La loi dit

La Loi sur les normes du travail comporte des dispositions permettant au salarié de s'absenter quand lui ou un de ses proches est victime d'un acte criminel.

Un salarié peut s’absenter, sans salaire, pour une durée maximale de 104 semaines :

  • si lui ou son enfant mineur subit des blessures graves à la suite d’un acte criminel
  • si son conjoint ou son enfant majeur décède à la suite d’un acte criminel.

Le salarié doit travailler au même endroit depuis au moins 3 mois pour avoir droit à l’un ou l’autre de ces congés. (À compter du 1er janvier 2019, le salarié n’a plus à justifier de 3 mois de service continu.)

L’employeur doit pouvoir vérifier que le préjudice corporel ou le décès est le résultat d’un acte criminel ou que la personne disparue est en danger. 

Le salarié n’a pas droit à ces congés s’il est démontré que lui ou la personne décédée (conjoint ou enfant majeur) a participé à l’acte criminel ou a contribué, par sa faute lourde, aux préjudices subis.
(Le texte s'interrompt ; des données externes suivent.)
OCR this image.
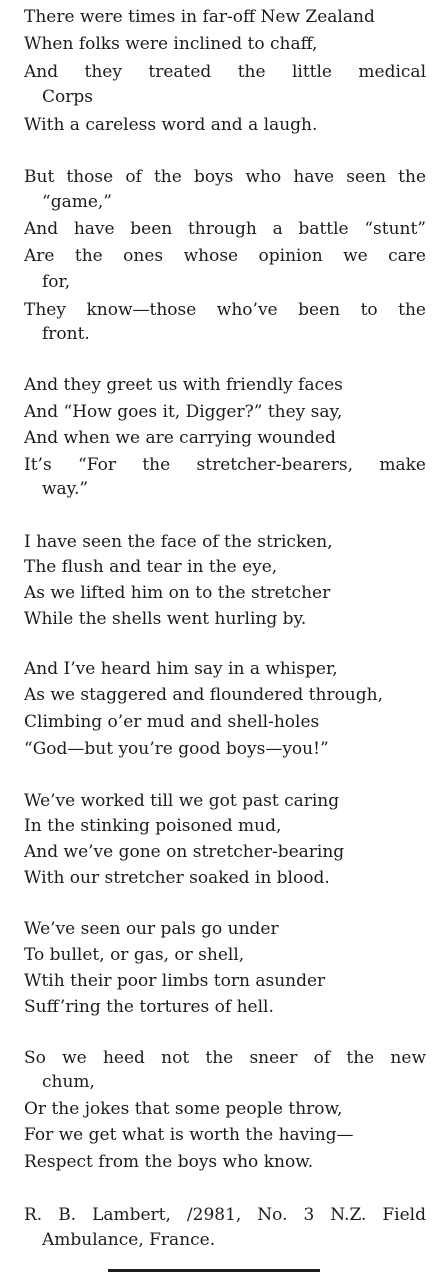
There were times in far-off New Zealand
When folks were inclined to chaff,
And they treated the little medical
Corps
With a careless word and a laugh.
But those of the boys who have seen the
“game,”
And have been through a battle “stunt”
Are the ones whose opinion we care
for,
They know—those who’ve been to the
front.
And they greet us with friendly faces
And “How goes it, Digger?” they say,
And when we are carrying wounded
It’s “For the stretcher-bearers, make
way.”
I have seen the face of the stricken,
The flush and tear in the eye,
As we lifted him on to the stretcher
While the shells went hurling by.
And I’ve heard him say in a whisper,
As we staggered and floundered through,
Climbing o’er mud and shell-holes
“God—but you’re good boys—you!”
We’ve worked till we got past caring
In the stinking poisoned mud,
And we’ve gone on stretcher-bearing
With our stretcher soaked in blood.
We’ve seen our pals go under
To bullet, or gas, or shell,
Wtih their poor limbs torn asunder
Suff’ring the tortures of hell.
So we heed not the sneer of the new
chum,
Or the jokes that some people throw,
For we get what is worth the having—
Respect from the boys who know.
R. B. Lambert, /2981, No. 3 N.Z. Field
Ambulance, France.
Si c’est son enfant mineur qui décède en participant à un acte criminel, le salarié a droit aux congés. 

À compter du 1er janvier 2019, le salarié qui justifie trois mois de service continu bénéficie de deux journées rémunérées par année si lui ou un proche est victime d’un acte criminel. Toutefois, l’employeur n’est pas tenu de rémunérer plus de 2 journées d’absence au cours d’une même année lorsque le salarié s’absente pour remplir des obligations liées à la garde, à la santé ou à l’éducation de son enfant ou de l’enfant de son conjoint, en raison de l’état de santé d’un parent ou d’une personne pour laquelle le salarié agit à titre de proche aidant, tel qu’attesté par un professionnel œuvrant dans le milieu de la santé et des services sociaux régi par le Code des professions ou pour cause de maladie, de don d’organes ou de tissus, d’accident, de violence conjugale, de violence à caractère sexuel ou d’acte criminel.

Période d’absence et retour au travail

La période d’absence débute au plus tôt le jour de l’événement et se termine au plus tard 104 semaines après. Le salarié doit aviser son employeur le plus tôt possible de son absence et des motifs qui l’obligent à s’absenter.

L’employeur peut demander au salarié, notamment en ce qui concerne la durée de l’absence ou son caractère répétitif, de lui fournir un document attestant ces motifs. Pendant son absence, si l’employeur est d’accord, le salarié peut retourner au travail à temps partiel ou de manière intermittente.

Au retour du salarié, l’employeur doit le réintégrer dans son poste habituel et lui donner le salaire et les avantages auxquels il aurait droit s’il était resté au travail.

Si son poste a été aboli, le salarié conserve les mêmes droits et privilèges que ceux dont il aurait bénéficié s’il était demeuré au travail.

Ces dispositions ne doivent cependant pas donner au salarié un avantage dont il n’aurait pas bénéficié s’il était resté au travail.

Si le salarié continue pendant son congé à cotiser aux différents régimes d’assurance collective et de retraite, l’employeur doit le faire aussi. S’il ne le fait pas, il s’expose à des poursuites en vertu de l’article 122 de la Loi sur les normes du travail.